彼はチャールトン史上最多となる168ゴールを記録し、今もクラブの伝説的ストライカーとして名を残しています。特に1975-76シーズンには32ゴールを挙げ、圧倒的な決定力でチームをけん引しました。プレースタイルは典型的なフィニッシャー型。ペナルティエリア内でのポジショニングに優れ、ワンタッチでゴールを仕留める力は当時のイングランドでも随一でした。
その後、ダービー・カウンティやウェストハム・ユナイテッドなどでもプレーし、イングランドの複数クラブで活躍。特にダービーではFAカップの舞台でも存在感を示しました。キャリア晩年は再びチャールトンに戻り、クラブの象徴的存在としてファンの心を掴み続けました。
プレースタイルと人物像
ヘイルズはとにかく「点を取るために生まれた男」と評されました。スピードは突出していませんでしたが、ゴール前での冷静なフィニッシュ、こぼれ球への嗅覚は群を抜いていました。ペナルティエリア内で相手DFが一瞬でも気を抜けば、必ずゴールネットを揺らす――そんな圧倒的な決定力で、“サットンの暗殺者”と呼ばれるに至ったのです。

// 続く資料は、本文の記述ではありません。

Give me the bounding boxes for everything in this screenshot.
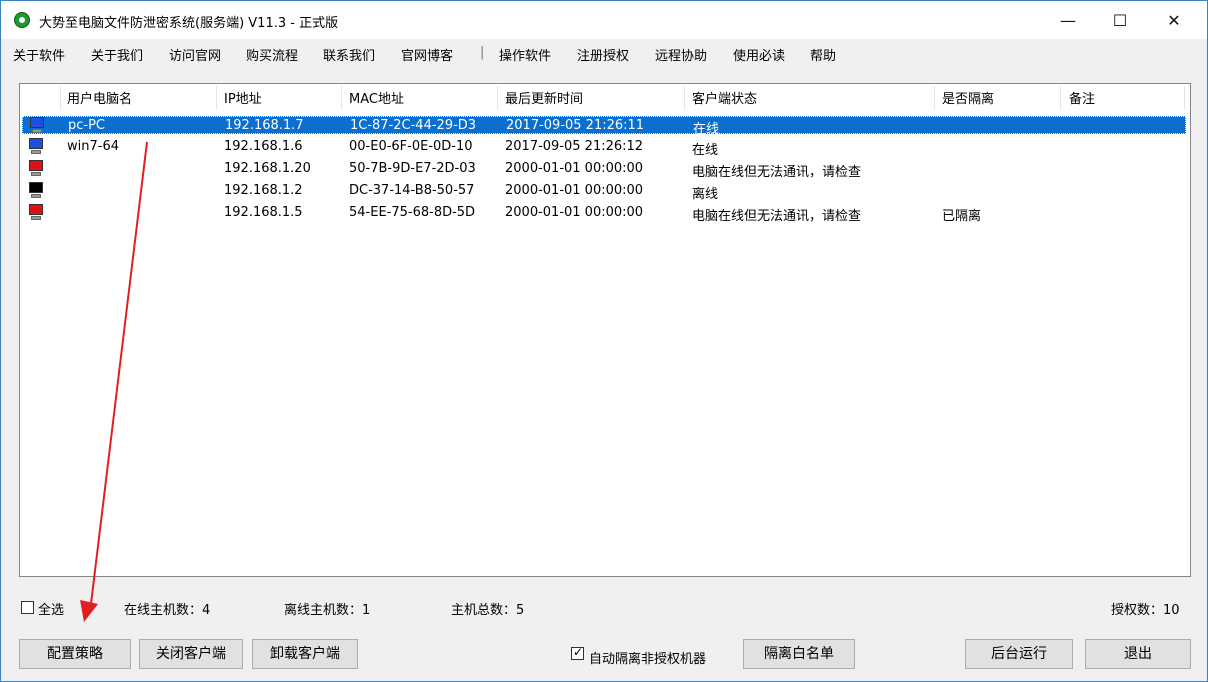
cell-pc-name: win7-64: [67, 139, 119, 154]
auto-isolate-checkbox[interactable]: ✓: [571, 645, 584, 660]
select-all-checkbox[interactable]: [21, 601, 34, 614]
cell-pc-name: pc-PC: [68, 118, 106, 133]
select-all-label[interactable]: 全选: [38, 599, 64, 618]
cell-status: 离线: [692, 187, 719, 202]
online-count-label: 在线主机数：4: [124, 603, 211, 618]
table-row[interactable]: win7-64 192.168.1.6 00-E0-6F-0E-0D-10 20…: [22, 138, 1186, 158]
exit-button[interactable]: 退出: [1085, 639, 1191, 669]
license-count-label: 授权数：10: [1111, 603, 1180, 618]
maximize-button[interactable]: ☐: [1097, 7, 1143, 35]
close-client-button[interactable]: 关闭客户端: [139, 639, 243, 669]
menu-help[interactable]: 帮助: [810, 45, 836, 64]
pc-warning-icon: [28, 204, 44, 221]
run-background-button[interactable]: 后台运行: [965, 639, 1073, 669]
cell-updated: 2000-01-01 00:00:00: [505, 161, 644, 176]
menu-separator: |: [480, 45, 485, 60]
pc-offline-icon: [28, 182, 44, 199]
cell-mac: 00-E0-6F-0E-0D-10: [349, 139, 473, 154]
cell-status: 电脑在线但无法通讯，请检查: [692, 165, 862, 180]
cell-updated: 2017-09-05 21:26:12: [505, 139, 644, 154]
menu-purchase[interactable]: 购买流程: [246, 45, 298, 64]
cell-updated: 2000-01-01 00:00:00: [505, 205, 644, 220]
table-row[interactable]: pc-PC 192.168.1.7 1C-87-2C-44-29-D3 2017…: [22, 116, 1186, 137]
isolate-whitelist-button[interactable]: 隔离白名单: [743, 639, 855, 669]
menu-bar: 关于软件 关于我们 访问官网 购买流程 联系我们 官网博客 | 操作软件 注册授…: [1, 41, 1207, 65]
cell-status: 在线: [693, 122, 720, 137]
column-header-updated[interactable]: 最后更新时间: [505, 88, 583, 107]
menu-register[interactable]: 注册授权: [577, 45, 629, 64]
cell-ip: 192.168.1.6: [224, 139, 303, 154]
config-policy-button[interactable]: 配置策略: [19, 639, 131, 669]
title-bar: 大势至电脑文件防泄密系统(服务端) V11.3 - 正式版 — ☐ ✕: [1, 1, 1207, 39]
column-header-pc-name[interactable]: 用户电脑名: [67, 88, 132, 107]
cell-ip: 192.168.1.2: [224, 183, 303, 198]
minimize-button[interactable]: —: [1045, 7, 1091, 35]
auto-isolate-label[interactable]: 自动隔离非授权机器: [589, 648, 706, 667]
cell-updated: 2017-09-05 21:26:11: [506, 118, 645, 133]
table-row[interactable]: 192.168.1.5 54-EE-75-68-8D-5D 2000-01-01…: [22, 204, 1186, 224]
close-button[interactable]: ✕: [1151, 7, 1197, 35]
cell-status: 在线: [692, 143, 719, 158]
cell-mac: 50-7B-9D-E7-2D-03: [349, 161, 476, 176]
pc-online-icon: [28, 138, 44, 155]
menu-operate[interactable]: 操作软件: [499, 45, 551, 64]
client-list[interactable]: 用户电脑名 IP地址 MAC地址 最后更新时间 客户端状态 是否隔离 备注 pc…: [19, 83, 1191, 577]
menu-contact-us[interactable]: 联系我们: [323, 45, 375, 64]
cell-mac: DC-37-14-B8-50-57: [349, 183, 475, 198]
cell-updated: 2000-01-01 00:00:00: [505, 183, 644, 198]
pc-warning-icon: [28, 160, 44, 177]
offline-count-label: 离线主机数：1: [284, 603, 371, 618]
app-icon: [14, 12, 30, 28]
column-header-mac[interactable]: MAC地址: [349, 88, 404, 107]
uninstall-client-button[interactable]: 卸载客户端: [252, 639, 358, 669]
menu-visit-website[interactable]: 访问官网: [169, 45, 221, 64]
column-header-ip[interactable]: IP地址: [224, 88, 262, 107]
cell-mac: 1C-87-2C-44-29-D3: [350, 118, 477, 133]
checkmark-icon: ✓: [573, 645, 584, 659]
table-row[interactable]: 192.168.1.2 DC-37-14-B8-50-57 2000-01-01…: [22, 182, 1186, 202]
pc-online-icon: [29, 117, 45, 134]
table-row[interactable]: 192.168.1.20 50-7B-9D-E7-2D-03 2000-01-0…: [22, 160, 1186, 180]
window-title: 大势至电脑文件防泄密系统(服务端) V11.3 - 正式版: [39, 16, 339, 31]
menu-blog[interactable]: 官网博客: [401, 45, 453, 64]
cell-mac: 54-EE-75-68-8D-5D: [349, 205, 476, 220]
menu-about-software[interactable]: 关于软件: [13, 45, 65, 64]
cell-ip: 192.168.1.7: [225, 118, 304, 133]
total-count-label: 主机总数：5: [451, 603, 525, 618]
cell-status: 电脑在线但无法通讯，请检查: [692, 209, 862, 224]
menu-remote-assist[interactable]: 远程协助: [655, 45, 707, 64]
cell-ip: 192.168.1.5: [224, 205, 303, 220]
main-window: 大势至电脑文件防泄密系统(服务端) V11.3 - 正式版 — ☐ ✕ 关于软件…: [0, 0, 1208, 682]
menu-must-read[interactable]: 使用必读: [733, 45, 785, 64]
column-header-status[interactable]: 客户端状态: [692, 88, 757, 107]
cell-isolated: 已隔离: [942, 209, 982, 224]
menu-about-us[interactable]: 关于我们: [91, 45, 143, 64]
column-header-note[interactable]: 备注: [1069, 88, 1095, 107]
cell-ip: 192.168.1.20: [224, 161, 311, 176]
column-header-isolated[interactable]: 是否隔离: [942, 88, 994, 107]
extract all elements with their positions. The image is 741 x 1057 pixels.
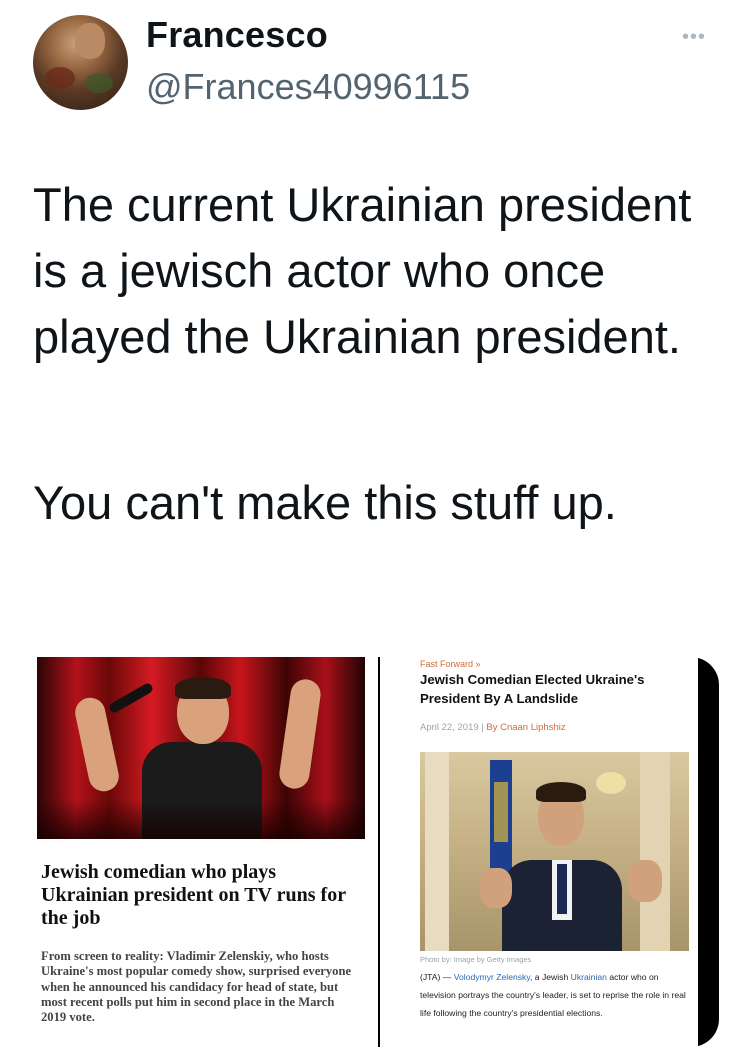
photo-figure-arm	[277, 677, 323, 791]
photo-credit: Photo by: Image by Getty Images	[420, 955, 532, 964]
caption-country-link[interactable]: Ukrainian	[571, 972, 607, 982]
photo-stage	[37, 799, 365, 839]
article-photo	[37, 657, 365, 839]
photo-figure-hand	[480, 868, 512, 908]
photo-column	[640, 752, 670, 951]
caption-name-link[interactable]: Volodymyr Zelensky	[454, 972, 530, 982]
display-name[interactable]: Francesco	[146, 14, 328, 56]
article-kicker: Fast Forward »	[420, 659, 481, 669]
article-headline: Jewish comedian who plays Ukrainian pres…	[41, 861, 346, 929]
attached-image-left[interactable]: Jewish comedian who plays Ukrainian pres…	[37, 657, 365, 1047]
photo-flag-trim	[494, 782, 508, 842]
avatar-tattoo	[45, 67, 75, 89]
article-caption: (JTA) — Volodymyr Zelensky, a Jewish Ukr…	[420, 968, 690, 1022]
more-options-icon[interactable]: •••	[682, 26, 706, 49]
avatar-tattoo	[85, 73, 113, 93]
photo-figure-hair	[536, 782, 586, 802]
article-date: April 22, 2019	[420, 722, 479, 733]
microphone-icon	[107, 681, 155, 715]
article-meta: April 22, 2019 | By Cnaan Liphshiz	[420, 722, 566, 733]
article-photo	[420, 752, 689, 951]
meta-separator: |	[481, 722, 484, 733]
article-subheadline: From screen to reality: Vladimir Zelensk…	[41, 949, 352, 1025]
avatar-face	[75, 23, 105, 59]
photo-figure-tie	[557, 864, 567, 914]
attached-image-right[interactable]: Fast Forward » Jewish Comedian Elected U…	[380, 657, 698, 1047]
user-handle[interactable]: @Frances40996115	[146, 66, 470, 108]
photo-chandelier	[596, 772, 626, 794]
photo-figure-hair	[175, 677, 231, 699]
caption-text: , a Jewish	[530, 972, 569, 982]
avatar[interactable]	[33, 15, 128, 110]
caption-prefix: (JTA) —	[420, 972, 452, 982]
photo-column	[425, 752, 449, 951]
tweet-text-paragraph: You can't make this stuff up.	[33, 476, 617, 529]
article-headline: Jewish Comedian Elected Ukraine's Presid…	[420, 672, 645, 706]
article-author: By Cnaan Liphshiz	[486, 722, 566, 733]
tweet-text-paragraph: The current Ukrainian president is a jew…	[33, 178, 692, 363]
photo-figure-hand	[628, 860, 662, 902]
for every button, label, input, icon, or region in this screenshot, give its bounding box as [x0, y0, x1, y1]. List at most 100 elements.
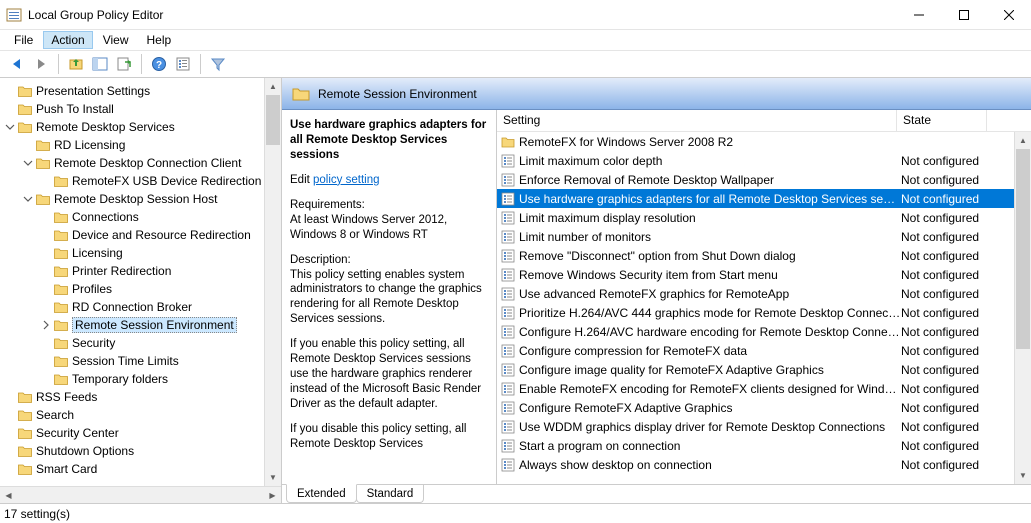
tree-item[interactable]: Security: [0, 334, 264, 352]
collapse-icon[interactable]: [22, 157, 34, 169]
setting-state: Not configured: [901, 458, 991, 472]
close-button[interactable]: [986, 0, 1031, 30]
list-row[interactable]: Use advanced RemoteFX graphics for Remot…: [497, 284, 1031, 303]
selected-setting-title: Use hardware graphics adapters for all R…: [290, 118, 488, 163]
list-row[interactable]: Remove Windows Security item from Start …: [497, 265, 1031, 284]
minimize-button[interactable]: [896, 0, 941, 30]
list-row[interactable]: Limit maximum color depthNot configured: [497, 151, 1031, 170]
list-scrollbar-vertical[interactable]: ▲ ▼: [1014, 132, 1031, 484]
list-row[interactable]: Configure H.264/AVC hardware encoding fo…: [497, 322, 1031, 341]
list-row[interactable]: Enforce Removal of Remote Desktop Wallpa…: [497, 170, 1031, 189]
list-row[interactable]: Configure RemoteFX Adaptive GraphicsNot …: [497, 398, 1031, 417]
tree-item[interactable]: Shutdown Options: [0, 442, 264, 460]
tree-label: Security Center: [36, 426, 119, 440]
list-row[interactable]: Always show desktop on connectionNot con…: [497, 455, 1031, 474]
export-list-button[interactable]: [113, 53, 135, 75]
scroll-right-icon[interactable]: ▶: [264, 487, 281, 503]
tree-item[interactable]: Remote Desktop Session Host: [0, 190, 264, 208]
scroll-down-icon[interactable]: ▼: [265, 469, 281, 486]
up-button[interactable]: [65, 53, 87, 75]
setting-name: Limit number of monitors: [519, 230, 901, 244]
setting-state: Not configured: [901, 344, 991, 358]
list-row[interactable]: Start a program on connectionNot configu…: [497, 436, 1031, 455]
scroll-down-icon[interactable]: ▼: [1015, 467, 1031, 484]
setting-name: Use advanced RemoteFX graphics for Remot…: [519, 287, 901, 301]
tree-item[interactable]: Search: [0, 406, 264, 424]
list-row[interactable]: Enable RemoteFX encoding for RemoteFX cl…: [497, 379, 1031, 398]
tree[interactable]: Presentation SettingsPush To InstallRemo…: [0, 78, 264, 486]
list-row[interactable]: Configure compression for RemoteFX dataN…: [497, 341, 1031, 360]
tree-label: Remote Desktop Session Host: [54, 192, 217, 206]
setting-state: Not configured: [901, 420, 991, 434]
scroll-up-icon[interactable]: ▲: [1015, 132, 1031, 149]
tree-item[interactable]: Presentation Settings: [0, 82, 264, 100]
tree-item[interactable]: Remote Desktop Services: [0, 118, 264, 136]
tree-item[interactable]: Security Center: [0, 424, 264, 442]
list-row[interactable]: Limit number of monitorsNot configured: [497, 227, 1031, 246]
tab-standard[interactable]: Standard: [356, 485, 425, 503]
tree-item[interactable]: Device and Resource Redirection: [0, 226, 264, 244]
scroll-up-icon[interactable]: ▲: [265, 78, 281, 95]
list-row[interactable]: Limit maximum display resolutionNot conf…: [497, 208, 1031, 227]
tab-extended[interactable]: Extended: [286, 484, 357, 503]
setting-state: Not configured: [901, 249, 991, 263]
setting-state: Not configured: [901, 192, 991, 206]
properties-button[interactable]: [172, 53, 194, 75]
filter-button[interactable]: [207, 53, 229, 75]
scroll-left-icon[interactable]: ◀: [0, 487, 17, 503]
list-row[interactable]: Use WDDM graphics display driver for Rem…: [497, 417, 1031, 436]
column-state[interactable]: State: [897, 110, 987, 131]
tree-item[interactable]: Remote Desktop Connection Client: [0, 154, 264, 172]
tree-scrollbar-vertical[interactable]: ▲ ▼: [264, 78, 281, 486]
edit-policy-line: Edit policy setting: [290, 173, 488, 188]
tree-item[interactable]: RD Connection Broker: [0, 298, 264, 316]
setting-state: Not configured: [901, 211, 991, 225]
tree-item[interactable]: Push To Install: [0, 100, 264, 118]
scroll-thumb[interactable]: [1016, 149, 1030, 349]
tree-label: Licensing: [72, 246, 123, 260]
tree-label: Presentation Settings: [36, 84, 150, 98]
show-hide-tree-button[interactable]: [89, 53, 111, 75]
back-button[interactable]: [6, 53, 28, 75]
tree-item[interactable]: Connections: [0, 208, 264, 226]
tree-item[interactable]: RemoteFX USB Device Redirection: [0, 172, 264, 190]
tree-item[interactable]: Printer Redirection: [0, 262, 264, 280]
tree-item[interactable]: RSS Feeds: [0, 388, 264, 406]
edit-policy-link[interactable]: policy setting: [313, 174, 379, 186]
tree-scrollbar-horizontal[interactable]: ◀ ▶: [0, 486, 281, 503]
expand-icon[interactable]: [40, 319, 52, 331]
list-row[interactable]: Remove "Disconnect" option from Shut Dow…: [497, 246, 1031, 265]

一方、気性の荒さや闘争心の強さでも知られ、試合中に味方選手と乱闘騒ぎを起こすなど物議を醸したこともありました。しかし、それも含めてファンに愛される理由でした。彼は常に全力で戦い、勝利のために感情をむき出しにする選手だったのです。
引退後は一転してパブ経営者として穏やかな日々を送り、地域コミュニティの一員として親しまれました。サッカーで名を馳せた男が、地元で“普通の生活”に溶け込む姿は、イングランドのフットボール文化の素朴な魅力を示しています。
まとめ:点取り屋から地域の顔へ
デレク・ヘイルズは、ピッチ上では“暗殺者”の異名を持つ点取り屋でしたが、引退後は地元パブを通じて地域の人々に寄り添う存在となりました。その二面性こそ、彼を特別な存在にしています。
クラブ史上最多得点者という偉業を成し遂げながらも、引退後に地域社会に根差し、ファンと直接交流を続けた姿は、サッカーが単なるスポーツではなく文化であることを物語っています。
ヘイルズの人生は、ゴールとパブ、歓声と乾杯――その両方に彩られた物語でした。彼の残した伝説は、今もチャールトンの歴史と共に、地元のパブ文化に息づいています。